Rescuers fought bad weather on Tuesday as they searched for more than 400 people, many of them elderly Chinese tourists, missing after a cruise boat was buffeted by a freak tornado and capsized on the Yangtze River.

The accident on Monday night is likely to end up as China’s worst shipping disaster in almost 70 years.

Divers and other rescue workers pulled five people they found trapped in the upturned hull of the four-deck Eastern Star, a fraction of the 458 people state media reported were on board when the ship capsized.

 Distraught relatives of some of the passengers scuffled with officials in the city of Shanghai, where many of those on board booked their trips, angry about what they said was a lack of information.

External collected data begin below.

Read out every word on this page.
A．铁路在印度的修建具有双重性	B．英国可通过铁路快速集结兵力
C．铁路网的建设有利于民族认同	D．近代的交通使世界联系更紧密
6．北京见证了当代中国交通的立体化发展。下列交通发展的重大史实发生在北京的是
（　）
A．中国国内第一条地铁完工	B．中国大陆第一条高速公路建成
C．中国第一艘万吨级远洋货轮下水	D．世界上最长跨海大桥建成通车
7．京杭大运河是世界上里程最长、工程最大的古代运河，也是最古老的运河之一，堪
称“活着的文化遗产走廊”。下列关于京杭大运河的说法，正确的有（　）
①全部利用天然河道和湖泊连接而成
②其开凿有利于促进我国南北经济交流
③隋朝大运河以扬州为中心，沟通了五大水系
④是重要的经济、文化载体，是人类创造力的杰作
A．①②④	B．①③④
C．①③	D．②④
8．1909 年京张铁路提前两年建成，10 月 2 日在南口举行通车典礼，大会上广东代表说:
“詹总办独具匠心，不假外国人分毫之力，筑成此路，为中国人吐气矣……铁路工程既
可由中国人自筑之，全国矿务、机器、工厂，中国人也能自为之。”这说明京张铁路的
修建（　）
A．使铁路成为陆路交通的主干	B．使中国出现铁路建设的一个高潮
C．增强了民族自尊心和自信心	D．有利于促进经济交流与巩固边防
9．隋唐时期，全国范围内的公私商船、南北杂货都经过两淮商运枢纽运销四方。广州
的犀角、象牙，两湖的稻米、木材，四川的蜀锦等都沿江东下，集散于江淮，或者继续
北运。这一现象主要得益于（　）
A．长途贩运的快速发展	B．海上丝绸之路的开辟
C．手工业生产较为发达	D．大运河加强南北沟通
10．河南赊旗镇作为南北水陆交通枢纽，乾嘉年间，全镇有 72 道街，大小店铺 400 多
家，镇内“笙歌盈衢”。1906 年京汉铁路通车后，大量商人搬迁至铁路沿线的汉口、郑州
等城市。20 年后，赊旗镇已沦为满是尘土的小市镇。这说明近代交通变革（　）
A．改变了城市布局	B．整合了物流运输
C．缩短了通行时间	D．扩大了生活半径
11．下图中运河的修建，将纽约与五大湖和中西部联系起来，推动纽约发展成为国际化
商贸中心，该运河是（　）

Dozens of rescue boats battled wind and rain to reach the ship, which lay upturned in water about 15 meters (50 feet) deep.

The Xinhua news agency said rescuers could hear people calling for help from inside the ship’s hull and television showed rescuers cutting through it with an angle grinder.

China’s weather bureau said a tornado hit the area where the boat was, a freak occurrence in a country where tornados do happen but are not common.

The disaster could bring a bigger toll than the sinking of a ferry in South Korea in April 2014 that killed 304 people, most of them children on a school trip.

The People’s Daily, which published a passenger manifest on its microblog, said those on board the Eastern Star ranged in age from three to more than 80.

President Xi Jinping had ordered that no efforts be spared in the rescue and Premier Li Keqiang went to the scene of the accident in central Hubei province, Xinhua said.

About 60 family members gathered outside a travel agency in Shanghai and demanded information.

The ship’s captain and the chief engineer, who were among the few to be rescued, had been detained by police for questioning, Xinhua said.

Xinhua reported that initial investigations had found the ship was not overloaded and it had enough life vests on board for its passengers. Those rescued were wearing life vests, Xinhua said.

Among those on board were 406 tourists, many of them elderly, along with 47 crew members and five tour guides, the People’s Daily said.